For every $1 we spend to prevent conflict and atrocities, we have the potential to save $16 in response costs, according to the Institute for Economics and Peace. And this week, in an effort to solidify state fragility as a national security priority, the House passed the Global Fragility and Violence Reduction Act of 2018. Now, we turn to the Senate to reframe America’s national security agenda and combat the threats posed by global fragility.
Global Fragility and Violence Reduction
The legislation, introduced by a bipartisan group of lawmakers in the House and the Senate*, lays out a whole-of-government approach to address state fragility. If signed into law, it would require the Secretary of State and the Administrator of the U.S. Agency for International Development (USAID), in consultation with the Secretary of Defense, to create a 10-year initiative to reduce violence and fragility in priority countries.
While the bills are largely identical, the Senate version grants co-leadership status to the Secretary of State and the USAID Administrator and uses stronger language to ensure an exemption from earmarks, guaranteeing funding flexibility and adaptability. Importantly, both versions include reforms to improve the U.S. government’s ability to evaluate progress and highlight the importance of adaptation and research and development.
The Dangers of State Fragility
This legislation is unprecedented in its efforts to substantively address state fragility, but this isn’t the first time the U.S. government has recognized the dangers posed by fragile states. A recent congressionally-mandated report by the Task Force on Extremism in Fragile States at the United States Institute of Peace highlighted the threat posed by instability:
The bipartisan Task Force behind this new report, including former Secretary of State Madeline Albright and former Deputy National Security Advisor Dina Powell, concluded that “Going forward, the priority for U.S. policy should be to strengthen fragile states – to help them build resilience against the alarming growth of violent extremism within their own societies.”
In addition to extremism, instability can prove disastrous when it comes to infectious diseases. The flu pandemic of 1918, which killed as many as 100 million people, was exacerbated by the protracted conflict of World War I. In the Democratic Republic of the Congo’s most recent Ebola outbreak, violence has increased transmission rates and hindered effective response and prevention in the conflict-torn province of North Kivu; there’s no question that violence continues to have the power to amplify the lethality of infectious diseases.

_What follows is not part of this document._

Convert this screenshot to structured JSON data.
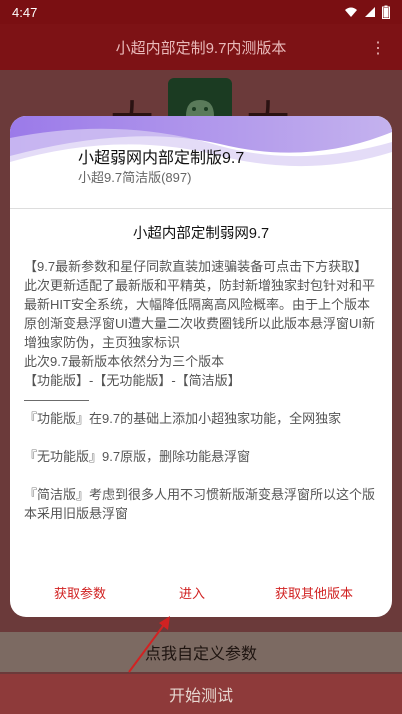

Fragile states have also contributed to the dramatic rise in the number of displaced persons and refugees— now an unprecedented 68.5 million people. While conversations of state fragility and displacement traditionally focus on countries like Afghanistan and Syria, record levels of violence and hunger in the Northern Triangle countries of Guatemala, Honduras, and El Salvador have also resulted in mass migration. In fact, studies have found that for every 10 additional murders in Honduras, El Salvador, and Guatemala, 6 additional children sought safety in the United States.
A Unique Opportunity in 2019
To date, the Administration has sent mixed signals on fragile states. Proposals to cut stabilization funding and the International Affairs Budget, along with a reorientation of both the National Security Strategy and National Defense Strategy toward revisionist powers like China and Russia, relegated terrorism and state fragility to a lower priority.
Yet earlier this year, the Department of State, the Department of Defense, and USAID released the first-ever Stabilization Assistance Review, an interagency collaboration that defines U.S. strategy for leveraging diplomacy and foreign assistance to stabilize conflict zones and lay the foundation for long-term development. And last month, Secretary of Defense Jim Mattis observed, “In most cases, the breeding ground for [extremism] is not something that can be addressed by the military. Our general view is that the State Department has the lead with USAID and we lead with ideas, we lead with the example of our own country and we work with likeminded nations in this regard.”
State fragility isn’t just a U.S. priority. It’s a global imperative. With this legislation, the Senate has a unique opportunity to contribute to global stability, strengthen U.S. development and diplomacy, and bolster U.S. national security in the process.
* The legislation was introduced by Senators Chris Coons (D-DE), Marco Rubio (R-FL), Todd Young (R-IN), Jeff Merkley (D-OR), and Lindsey Graham (R-SC) in the Senate and Representatives Eliot Engel (D-NY), Ted Poe (R-TX), Michael McCaul (T-TX), Adam Smith (D-WA), Bill Keating (D-MA), and Paul Cook (R-CA) in the House.